49. Mais si la société, prenant en considération les talens d'un de ses membres pour le commerce, lui permet d'administrer le fonds social, de surveiller les intérêts de tous, alors elle sera tenue d'accomplir les engagemens pris par l'administrateur dans l'intérêt de l'administration. Bien plus, si la société a étendu son mandat, si elle ne borne pas son rôle à celui de simple administrateur, mais remet dans ses mains toutes ses destinées, si elle lui donne un pouvoir absolu sur tous les biens dont elle se compose, si elle lui confère le droit d'aliéner, d'hypothéquer, de transiger..., oh! alors elle sera tenue de faire honneur à tous les engagemens pris par l'homme de son choix.

50. Dans le premier cas, celui où il y a un simple administrateur, celui-ci engagera ses coassociés par toutes les obligations qu'une administration bien entendue le forcera de contracter.
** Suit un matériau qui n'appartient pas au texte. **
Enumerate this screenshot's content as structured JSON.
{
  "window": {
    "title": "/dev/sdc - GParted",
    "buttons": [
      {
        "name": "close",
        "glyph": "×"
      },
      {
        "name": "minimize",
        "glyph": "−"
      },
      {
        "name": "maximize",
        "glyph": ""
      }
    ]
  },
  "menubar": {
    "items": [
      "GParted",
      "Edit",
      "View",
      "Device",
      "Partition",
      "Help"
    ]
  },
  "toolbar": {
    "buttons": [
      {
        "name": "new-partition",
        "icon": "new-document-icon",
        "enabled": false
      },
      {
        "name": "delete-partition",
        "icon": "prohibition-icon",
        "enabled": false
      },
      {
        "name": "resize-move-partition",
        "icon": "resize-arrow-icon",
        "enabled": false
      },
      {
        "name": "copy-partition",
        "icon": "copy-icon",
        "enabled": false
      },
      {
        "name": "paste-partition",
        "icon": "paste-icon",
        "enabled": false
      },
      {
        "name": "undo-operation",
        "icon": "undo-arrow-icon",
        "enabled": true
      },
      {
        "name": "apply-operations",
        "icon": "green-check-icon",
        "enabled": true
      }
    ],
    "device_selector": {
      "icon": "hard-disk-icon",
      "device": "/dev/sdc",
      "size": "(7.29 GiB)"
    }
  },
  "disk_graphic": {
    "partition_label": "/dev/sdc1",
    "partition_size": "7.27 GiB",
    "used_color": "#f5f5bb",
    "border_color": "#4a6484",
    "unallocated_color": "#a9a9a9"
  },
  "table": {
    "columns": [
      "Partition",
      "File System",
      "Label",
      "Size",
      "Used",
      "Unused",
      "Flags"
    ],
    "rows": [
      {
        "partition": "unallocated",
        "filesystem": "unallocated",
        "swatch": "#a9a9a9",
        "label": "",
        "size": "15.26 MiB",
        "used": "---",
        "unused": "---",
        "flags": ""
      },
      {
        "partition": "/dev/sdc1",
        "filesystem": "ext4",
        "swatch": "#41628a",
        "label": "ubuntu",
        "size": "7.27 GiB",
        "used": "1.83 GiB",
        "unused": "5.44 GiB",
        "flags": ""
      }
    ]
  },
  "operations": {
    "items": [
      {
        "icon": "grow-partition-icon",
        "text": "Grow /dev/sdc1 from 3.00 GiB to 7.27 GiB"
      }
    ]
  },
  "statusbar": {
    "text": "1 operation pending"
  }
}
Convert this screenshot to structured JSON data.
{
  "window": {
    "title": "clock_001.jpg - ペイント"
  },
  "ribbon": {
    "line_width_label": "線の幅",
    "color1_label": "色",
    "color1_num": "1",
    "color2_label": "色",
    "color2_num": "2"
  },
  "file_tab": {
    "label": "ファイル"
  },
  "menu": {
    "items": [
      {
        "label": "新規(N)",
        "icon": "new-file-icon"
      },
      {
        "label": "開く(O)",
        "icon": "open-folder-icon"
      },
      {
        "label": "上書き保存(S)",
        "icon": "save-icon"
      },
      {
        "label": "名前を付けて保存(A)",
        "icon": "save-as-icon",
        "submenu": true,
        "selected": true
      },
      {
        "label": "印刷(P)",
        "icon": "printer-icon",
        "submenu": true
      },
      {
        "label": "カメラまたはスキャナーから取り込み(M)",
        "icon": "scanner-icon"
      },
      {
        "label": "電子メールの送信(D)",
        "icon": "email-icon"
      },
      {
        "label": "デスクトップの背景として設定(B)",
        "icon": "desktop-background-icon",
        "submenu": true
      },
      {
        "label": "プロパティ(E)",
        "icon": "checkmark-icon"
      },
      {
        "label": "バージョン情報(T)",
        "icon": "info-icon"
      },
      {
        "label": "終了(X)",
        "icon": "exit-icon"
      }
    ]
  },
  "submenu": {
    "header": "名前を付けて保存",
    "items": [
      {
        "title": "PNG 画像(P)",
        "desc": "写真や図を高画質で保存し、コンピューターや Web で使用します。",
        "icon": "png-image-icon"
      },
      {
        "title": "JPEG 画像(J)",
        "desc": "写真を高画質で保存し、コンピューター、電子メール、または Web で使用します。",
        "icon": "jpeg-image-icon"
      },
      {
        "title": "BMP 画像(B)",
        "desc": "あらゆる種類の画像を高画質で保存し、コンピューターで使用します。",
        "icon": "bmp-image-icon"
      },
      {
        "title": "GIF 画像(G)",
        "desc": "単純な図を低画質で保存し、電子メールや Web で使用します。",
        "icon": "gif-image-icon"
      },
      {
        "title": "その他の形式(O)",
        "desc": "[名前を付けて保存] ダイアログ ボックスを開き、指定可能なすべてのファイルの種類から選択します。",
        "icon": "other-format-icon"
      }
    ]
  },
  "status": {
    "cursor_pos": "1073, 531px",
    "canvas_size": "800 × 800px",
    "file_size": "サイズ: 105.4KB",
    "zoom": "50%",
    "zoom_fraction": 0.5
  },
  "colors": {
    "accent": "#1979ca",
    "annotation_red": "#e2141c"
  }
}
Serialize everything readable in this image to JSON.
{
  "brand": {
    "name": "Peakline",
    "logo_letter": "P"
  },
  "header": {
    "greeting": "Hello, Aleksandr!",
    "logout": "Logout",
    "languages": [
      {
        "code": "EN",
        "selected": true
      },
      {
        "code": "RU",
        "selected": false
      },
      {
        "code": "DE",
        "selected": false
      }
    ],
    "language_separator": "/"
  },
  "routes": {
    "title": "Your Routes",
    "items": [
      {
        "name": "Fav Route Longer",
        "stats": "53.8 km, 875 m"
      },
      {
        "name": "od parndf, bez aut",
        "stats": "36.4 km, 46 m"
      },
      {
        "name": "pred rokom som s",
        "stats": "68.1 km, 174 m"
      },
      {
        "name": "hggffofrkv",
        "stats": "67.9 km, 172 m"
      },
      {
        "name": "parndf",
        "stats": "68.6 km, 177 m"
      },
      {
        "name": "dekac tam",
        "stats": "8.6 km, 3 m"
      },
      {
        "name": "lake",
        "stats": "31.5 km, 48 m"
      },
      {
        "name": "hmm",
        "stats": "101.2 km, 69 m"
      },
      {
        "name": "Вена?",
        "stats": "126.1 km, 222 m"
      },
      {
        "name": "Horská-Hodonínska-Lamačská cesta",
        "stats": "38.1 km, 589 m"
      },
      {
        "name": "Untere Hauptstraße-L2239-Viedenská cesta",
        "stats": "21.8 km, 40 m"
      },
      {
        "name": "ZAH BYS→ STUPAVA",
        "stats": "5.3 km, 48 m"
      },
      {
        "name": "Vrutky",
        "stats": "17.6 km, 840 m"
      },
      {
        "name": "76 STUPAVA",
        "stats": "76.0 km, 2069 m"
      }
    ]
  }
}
Dans le second cas, celui où le gérant est armé d'une puissance absolue sur les biens de la société, les sociétaires seront tenus de satisfaire à tous les engagemens qu'il aura cru devoir prendre dans l'intérêt de la société (art. 1862 et 1864). 51. Que la société ait nommé un administra teur, qu'elle en ait nommé plusieurs, qu'elle n'en

ait

pas nommé du tout, se fiant aux lumières et à la discrétion de chacun de ses membres, peu importe: elle sera toujours contrainte de répondre aux engagemens pris, soit dans les termes du contrat, s'il y a contrat, soit conformément aux dispositions de la loi, si le pouvoir de chaque associé ne se trouve pas réglé par les clauses d'un acte constitutif.

52. Mais comment se fait entre les associés la répartition des dettes ?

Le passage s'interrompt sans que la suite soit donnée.